A review by mikepage7176
Owning Your Own Shadow: Understanding the Dark Side of the Psyche by Robert A. Johnson

2.0

This was my first time consuming anything Jungian, and maybe I'm not used to it, but it's an odd worldview. There are plenty of interesting concepts that might have been sussed out better, but the author's writings just come off as a bizarre stream of consciousness. He's constantly asserting things with no factual or literary basis. Square pegging into quite a few round holes. As an example, he just states the reason for sexual dreams being conflict or unease in life or something. Then just moves on. Doesn't say why, or speak to variations, or why others might say otherwise. It's grating and hard to handle.

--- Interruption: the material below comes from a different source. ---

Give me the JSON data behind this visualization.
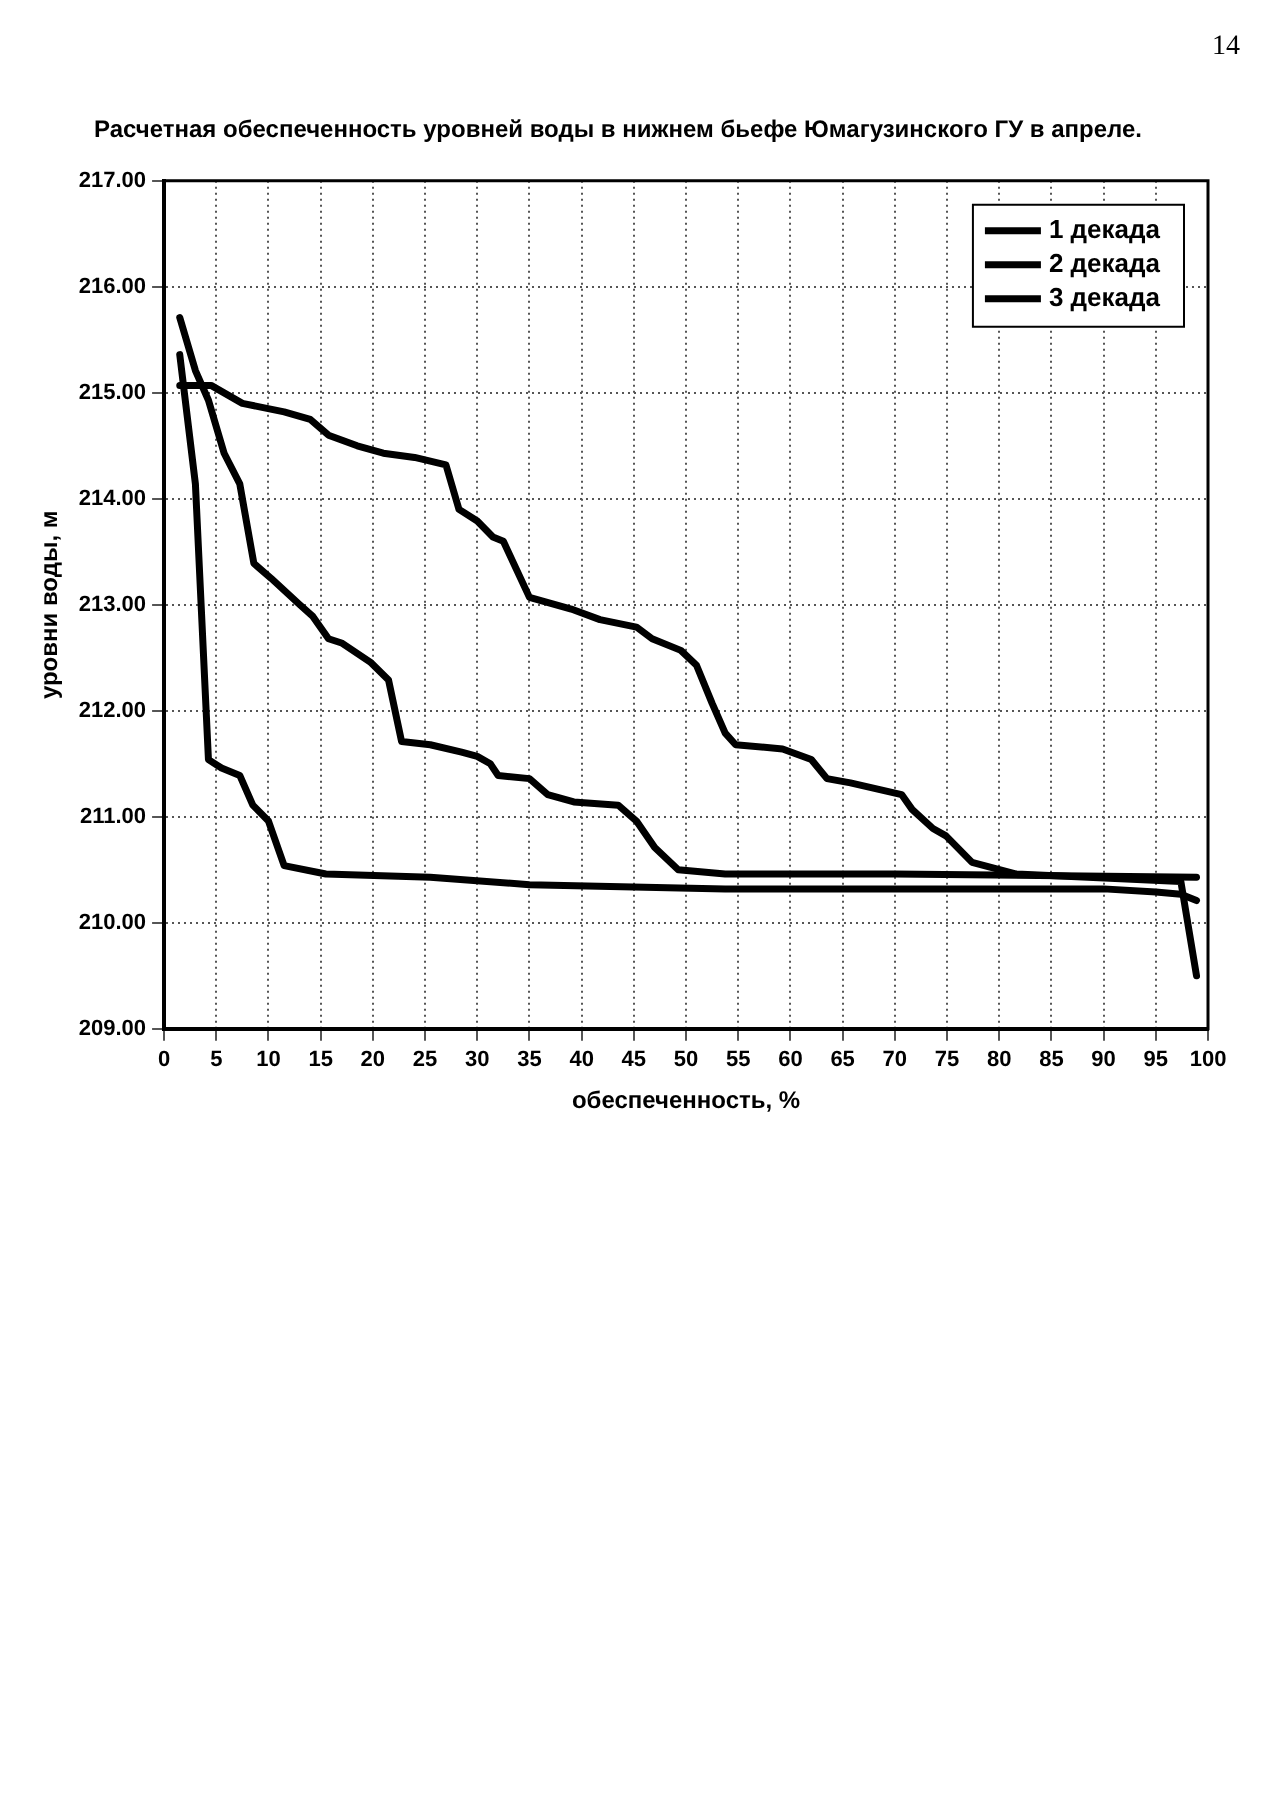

There are a few things worthwhile. But I was usually left frustrated since I wanted a bit more. A deeper dive into how to merge the light and dark would have been helpful. Can we go deeper into Faust and the ego and what not? No. What about ceremony makes society healthy? Dunno...

As an aside, I'm a Christian. I found his syncretism annoying. He misreads Scripture so often is distracting, and a speaking to the dark side of the psyche without mentioning things like repentance or redemption just misses the mark for me. You don't rehab the old man, you put him to death.

Some nuggets that may get you contemplative don't do much to bring this up to anything more than a few underlined passages in a dull write up. Thank God it was short.